Il quale ci ha insegnato e testimoniato, nel suo complicato percorso di vita, che la salute dell’anima viene prima degli accadimenti storici e naturali, e che l’inclinazione verso il male nasce dentro di noi prima di esplodere fuori di noi. E nasce dentro di noi quando l’ego, fatto di istinto e di volontà, diventa l’unica risorsa, l’unico senso della vita, di contro all’altro, agli altri, al “noi”.
L’enigma della “sofferenza inutile”, cioè del male, può trovare una qualche soluzione, una qualche via di salvezza?
Per lo scrittore russo non c’è soluzione, se ci limitiamo alla sola ragione, la quale è chiamata a costruire la nostra buona volontà.
La ragione, per lui, è necessaria, ma non sufficiente. Perché risolvere il male in funzione del bene, come in molti nella storia del pensiero hanno riflettuto, non dice tutto del male, considerandolo solo strumentale. Il male, cioè, resta un mistero.
Ed il mistero, sempre per Dostoevskij, lo possiamo sciogliere, e quindi in qualche modo comprendere, solo richiamando la croce di Cristo.

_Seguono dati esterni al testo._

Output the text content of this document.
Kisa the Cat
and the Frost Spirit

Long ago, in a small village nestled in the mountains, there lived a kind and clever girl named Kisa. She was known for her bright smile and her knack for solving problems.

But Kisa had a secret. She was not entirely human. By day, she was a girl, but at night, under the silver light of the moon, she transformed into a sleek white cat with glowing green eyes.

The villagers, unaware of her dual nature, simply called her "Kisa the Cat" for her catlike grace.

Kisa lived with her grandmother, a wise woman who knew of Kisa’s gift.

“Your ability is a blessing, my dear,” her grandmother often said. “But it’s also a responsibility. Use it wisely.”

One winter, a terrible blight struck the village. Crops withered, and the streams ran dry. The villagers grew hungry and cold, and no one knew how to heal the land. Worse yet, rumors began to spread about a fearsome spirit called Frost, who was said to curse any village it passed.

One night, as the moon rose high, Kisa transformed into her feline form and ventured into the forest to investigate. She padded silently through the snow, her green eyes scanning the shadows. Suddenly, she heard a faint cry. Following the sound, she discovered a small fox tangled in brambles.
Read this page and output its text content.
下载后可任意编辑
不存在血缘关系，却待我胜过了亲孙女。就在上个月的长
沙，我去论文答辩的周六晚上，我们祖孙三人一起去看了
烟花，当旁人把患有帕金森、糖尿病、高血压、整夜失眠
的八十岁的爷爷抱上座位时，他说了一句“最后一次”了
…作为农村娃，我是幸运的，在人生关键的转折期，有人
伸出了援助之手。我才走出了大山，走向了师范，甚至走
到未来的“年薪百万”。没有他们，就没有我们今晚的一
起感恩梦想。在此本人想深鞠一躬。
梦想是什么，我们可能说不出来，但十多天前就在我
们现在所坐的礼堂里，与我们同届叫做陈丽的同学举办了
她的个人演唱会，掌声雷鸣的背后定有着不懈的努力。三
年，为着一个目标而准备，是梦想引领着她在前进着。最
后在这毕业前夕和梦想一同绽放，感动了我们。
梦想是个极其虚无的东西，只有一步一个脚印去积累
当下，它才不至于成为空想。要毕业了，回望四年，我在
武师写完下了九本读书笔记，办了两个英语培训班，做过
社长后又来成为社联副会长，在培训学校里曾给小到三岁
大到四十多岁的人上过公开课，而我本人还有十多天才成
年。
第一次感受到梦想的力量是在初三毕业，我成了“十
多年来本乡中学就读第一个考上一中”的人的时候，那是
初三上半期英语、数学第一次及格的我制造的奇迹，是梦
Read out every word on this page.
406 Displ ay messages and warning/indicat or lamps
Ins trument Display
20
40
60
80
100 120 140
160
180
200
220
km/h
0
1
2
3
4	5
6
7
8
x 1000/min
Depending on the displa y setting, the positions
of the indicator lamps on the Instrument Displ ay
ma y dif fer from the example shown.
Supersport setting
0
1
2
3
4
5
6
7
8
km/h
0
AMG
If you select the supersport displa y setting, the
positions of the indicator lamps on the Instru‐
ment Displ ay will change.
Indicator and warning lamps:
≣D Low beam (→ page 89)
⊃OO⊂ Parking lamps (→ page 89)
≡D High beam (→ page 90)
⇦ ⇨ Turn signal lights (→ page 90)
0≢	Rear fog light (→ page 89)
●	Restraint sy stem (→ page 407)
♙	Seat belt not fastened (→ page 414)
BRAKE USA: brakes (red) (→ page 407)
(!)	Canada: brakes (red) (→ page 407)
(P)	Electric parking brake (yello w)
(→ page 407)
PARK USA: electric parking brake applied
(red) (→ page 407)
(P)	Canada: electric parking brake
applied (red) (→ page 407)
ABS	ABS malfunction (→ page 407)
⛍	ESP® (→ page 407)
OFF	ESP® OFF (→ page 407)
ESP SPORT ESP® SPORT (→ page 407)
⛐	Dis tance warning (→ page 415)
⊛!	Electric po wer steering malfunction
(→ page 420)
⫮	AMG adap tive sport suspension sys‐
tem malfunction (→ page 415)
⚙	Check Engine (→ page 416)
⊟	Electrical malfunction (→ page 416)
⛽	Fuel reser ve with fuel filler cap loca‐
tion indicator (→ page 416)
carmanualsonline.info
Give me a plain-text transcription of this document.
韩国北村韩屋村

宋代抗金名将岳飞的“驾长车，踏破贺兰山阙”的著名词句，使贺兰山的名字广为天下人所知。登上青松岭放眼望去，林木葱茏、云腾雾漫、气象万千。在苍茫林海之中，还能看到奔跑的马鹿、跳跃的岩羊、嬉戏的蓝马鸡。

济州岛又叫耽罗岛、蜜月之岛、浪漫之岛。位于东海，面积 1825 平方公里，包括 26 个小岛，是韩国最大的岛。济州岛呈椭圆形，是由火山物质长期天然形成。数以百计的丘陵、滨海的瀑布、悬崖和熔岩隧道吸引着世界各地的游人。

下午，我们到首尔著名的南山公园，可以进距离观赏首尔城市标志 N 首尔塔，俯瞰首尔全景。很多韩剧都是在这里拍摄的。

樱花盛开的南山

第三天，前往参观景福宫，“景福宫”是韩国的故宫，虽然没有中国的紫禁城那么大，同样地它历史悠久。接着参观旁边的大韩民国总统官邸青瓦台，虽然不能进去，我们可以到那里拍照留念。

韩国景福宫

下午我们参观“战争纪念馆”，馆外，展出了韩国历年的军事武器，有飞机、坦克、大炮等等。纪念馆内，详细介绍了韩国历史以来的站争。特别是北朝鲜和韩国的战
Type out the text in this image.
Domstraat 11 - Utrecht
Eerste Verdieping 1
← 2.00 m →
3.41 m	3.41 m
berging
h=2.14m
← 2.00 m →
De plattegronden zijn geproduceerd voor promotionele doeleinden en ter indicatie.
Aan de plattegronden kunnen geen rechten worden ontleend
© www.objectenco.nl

Ed il silenzio di Dio di fronte al male non è lo stesso silenzio di chi si dimostra insensibile alle sofferenze umane, bensì è l’opposto, come ci mostra Cristo, con la sua assunzione su di sé del mistero del male. Senza la croce non ci può essere alcuna espiazione e perdono, cioè l’invocazione di Dio misericordia.